Tudo parece indicar que o povo brasileiro, mais uma vez, poderá ser vítima de um grande engodo. Desencadeou-se uma movimentação extraordinária, na qual o Presidente da República pessoalmente assume o comando do aliciamento dos políticos, da troca de favores mais abjeta, das articulações ameaças e chantagens. A Nação assiste estarrecida aos interesses pessoais e de grupos condicionarem as decisões mais importantes. E observa espantada o quanto está sendo petulante o Presidente ao transformar o gabinete de trabalho da Presidência da República em sala de reuniões da campanha eleitoral, em alojar no Palácio do Planalto seu comitê de candidato.

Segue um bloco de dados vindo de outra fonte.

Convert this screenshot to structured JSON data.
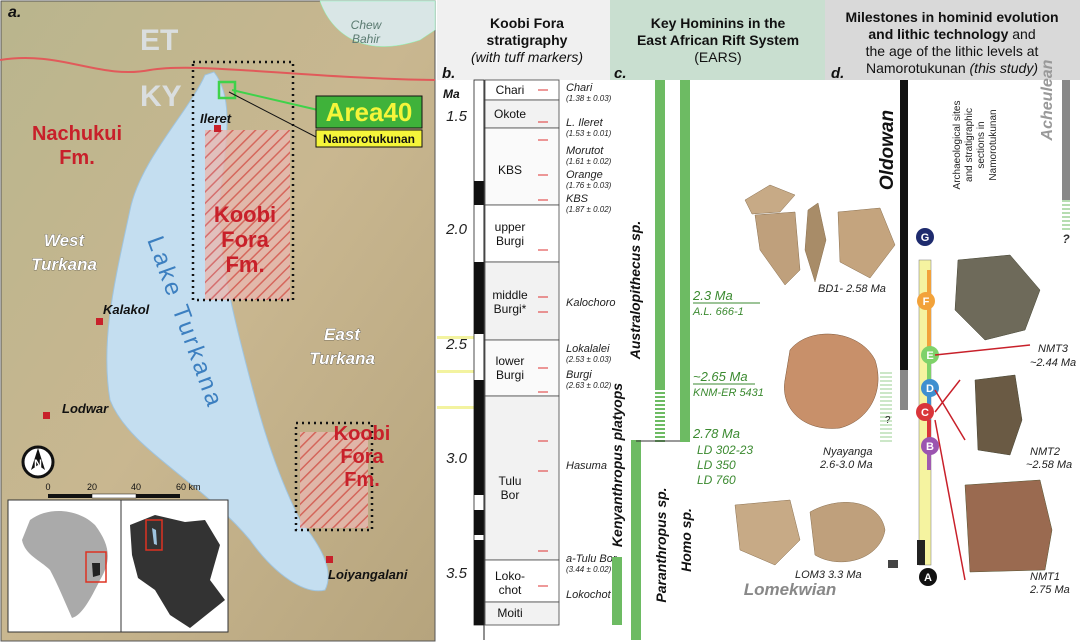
{
  "map": {
    "panel_label": "a.",
    "countries": [
      "ET",
      "KY"
    ],
    "chew_bahir": [
      "Chew",
      "Bahir"
    ],
    "area": "Area40",
    "site": "Namorotukunan",
    "formations": {
      "nachukui": [
        "Nachukui",
        "Fm."
      ],
      "koobi_fora_north": [
        "Koobi",
        "Fora",
        "Fm."
      ],
      "koobi_fora_south": [
        "Koobi",
        "Fora",
        "Fm."
      ]
    },
    "regions": {
      "west": [
        "West",
        "Turkana"
      ],
      "east": [
        "East",
        "Turkana"
      ]
    },
    "lake": "Lake Turkana",
    "towns": [
      "Ileret",
      "Kalakol",
      "Lodwar",
      "Loiyangalani"
    ],
    "scale": [
      "0",
      "20",
      "40",
      "60 km"
    ],
    "compass": "N"
  },
  "stratigraphy": {
    "panel_label": "b.",
    "title": [
      "Koobi Fora",
      "stratigraphy"
    ],
    "subtitle": "(with tuff markers)",
    "axis_unit": "Ma",
    "ticks": [
      "1.5",
      "2.0",
      "2.5",
      "3.0",
      "3.5"
    ],
    "units": [
      [
        "Chari"
      ],
      [
        "Okote"
      ],
      [
        "KBS"
      ],
      [
        "upper",
        "Burgi"
      ],
      [
        "middle",
        "Burgi*"
      ],
      [
        "lower",
        "Burgi"
      ],
      [
        "Tulu",
        "Bor"
      ],
      [
        "Loko-",
        "chot"
      ],
      [
        "Moiti"
      ]
    ],
    "tuffs": [
      {
        "name": "Chari",
        "age": "(1.38 ± 0.03)"
      },
      {
        "name": "L. Ileret",
        "age": "(1.53 ± 0.01)"
      },
      {
        "name": "Morutot",
        "age": "(1.61 ± 0.02)"
      },
      {
        "name": "Orange",
        "age": "(1.76 ± 0.03)"
      },
      {
        "name": "KBS",
        "age": "(1.87 ± 0.02)"
      },
      {
        "name": "Kalochoro"
      },
      {
        "name": "Lokalalei",
        "age": "(2.53 ± 0.03)"
      },
      {
        "name": "Burgi",
        "age": "(2.63 ± 0.02)"
      },
      {
        "name": "Hasuma"
      },
      {
        "name": "a-Tulu Bor",
        "age": "(3.44 ± 0.02)"
      },
      {
        "name": "Lokochot"
      }
    ]
  },
  "hominins": {
    "panel_label": "c.",
    "title": [
      "Key Hominins in the",
      "East African Rift System"
    ],
    "subtitle": "(EARS)",
    "taxa": [
      "Kenyanthropus platyops",
      "Australopithecus sp.",
      "Paranthropus sp.",
      "Homo sp."
    ],
    "dates": [
      {
        "age": "2.3 Ma",
        "specimens": [
          "A.L. 666-1"
        ]
      },
      {
        "age": "~2.65 Ma",
        "specimens": [
          "KNM-ER 5431"
        ]
      },
      {
        "age": "2.78 Ma",
        "specimens": [
          "LD 302-23",
          "LD 350",
          "LD 760"
        ]
      }
    ]
  },
  "milestones": {
    "panel_label": "d.",
    "title": [
      "Milestones in hominid evolution",
      "and lithic technology",
      "and",
      "the age of the lithic levels at",
      "Namorotukunan",
      "(this study)"
    ],
    "industries": [
      "Oldowan",
      "Acheulean",
      "Lomekwian"
    ],
    "sites": [
      {
        "name": "BD1- 2.58 Ma"
      },
      {
        "name": "Nyayanga",
        "age": "2.6-3.0 Ma"
      },
      {
        "name": "LOM3 3.3 Ma"
      }
    ],
    "section_label": [
      "Archaeological sites",
      "and stratigraphic",
      "sections in",
      "Namorotukunan"
    ],
    "levels": [
      "A",
      "B",
      "C",
      "D",
      "E",
      "F",
      "G"
    ],
    "artifacts": [
      {
        "name": "NMT3",
        "age": "~2.44 Ma"
      },
      {
        "name": "NMT2",
        "age": "~2.58 Ma"
      },
      {
        "name": "NMT1",
        "age": "2.75 Ma"
      }
    ],
    "uncertain": "?"
  }
}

Para quem tivesse dúvidas sobre o potêncial de suborno, corrupções e chantagem que tem um Presidente da República candidato à reeleição, e que não se ausenta do de seu cargo, o que fez Fernando Henrique para aprovar sua emenda no primeiro turno de votação da Câmara dos Deputados foi uma lição extraordinária, porque rigorosamente o presidente comprou os votos necessários à vitória de sua emenda. Se para aprovar uma emenda fez o Presidente o que está fazendo, sem o menor constrangimento, afrontando a todos com a a maior desfaçatez, subornando e ameaçando – ou vota em minha emenda ou sai do meu governo – o que não fará esse homem quando estiver em pauta sua eleição para Presidente da República, de novo

Haroldo Lima é deputado federal pelo PCdoB/BA

Notas

(1) Dados da Fundação Getúlio Vargas, Jornal do Brasil, 18/01/97.
(2) Todos os dados do Banco Central,Almanaque Abril. Cd-rom.
(3) Informações econômicas do Banco Central, 24.01.97
(4) Finanças e mercados, Gazeta mercantil.27.01.97
(5) Fundação Centro de Estudos do Comércio Exterior, Funcex.Gazeta mercantil, 27.01.97
(6) Paulo Nogueira Batista JR. ,Folha de São Paulo,9/01/97
(7) Delfim Neto, Folha de São Paulo, 18.12.96
(8) Pesquisa da Segurança ao Crédito e Informações, SCI.Correio Brasiliense, 18/01/97
(9) Antônio Ermínio de Moraes, Um Apelo ao Congresso Nacional,Folha de São Paulo.
(10) Paulo Nogueira Batista JR, op.cit
(11) Maílson da Nóbrega, declarações em O Estado de São Paulo,18/1/97
(12)Amanhã Economia e Negócios, setembro de 1996.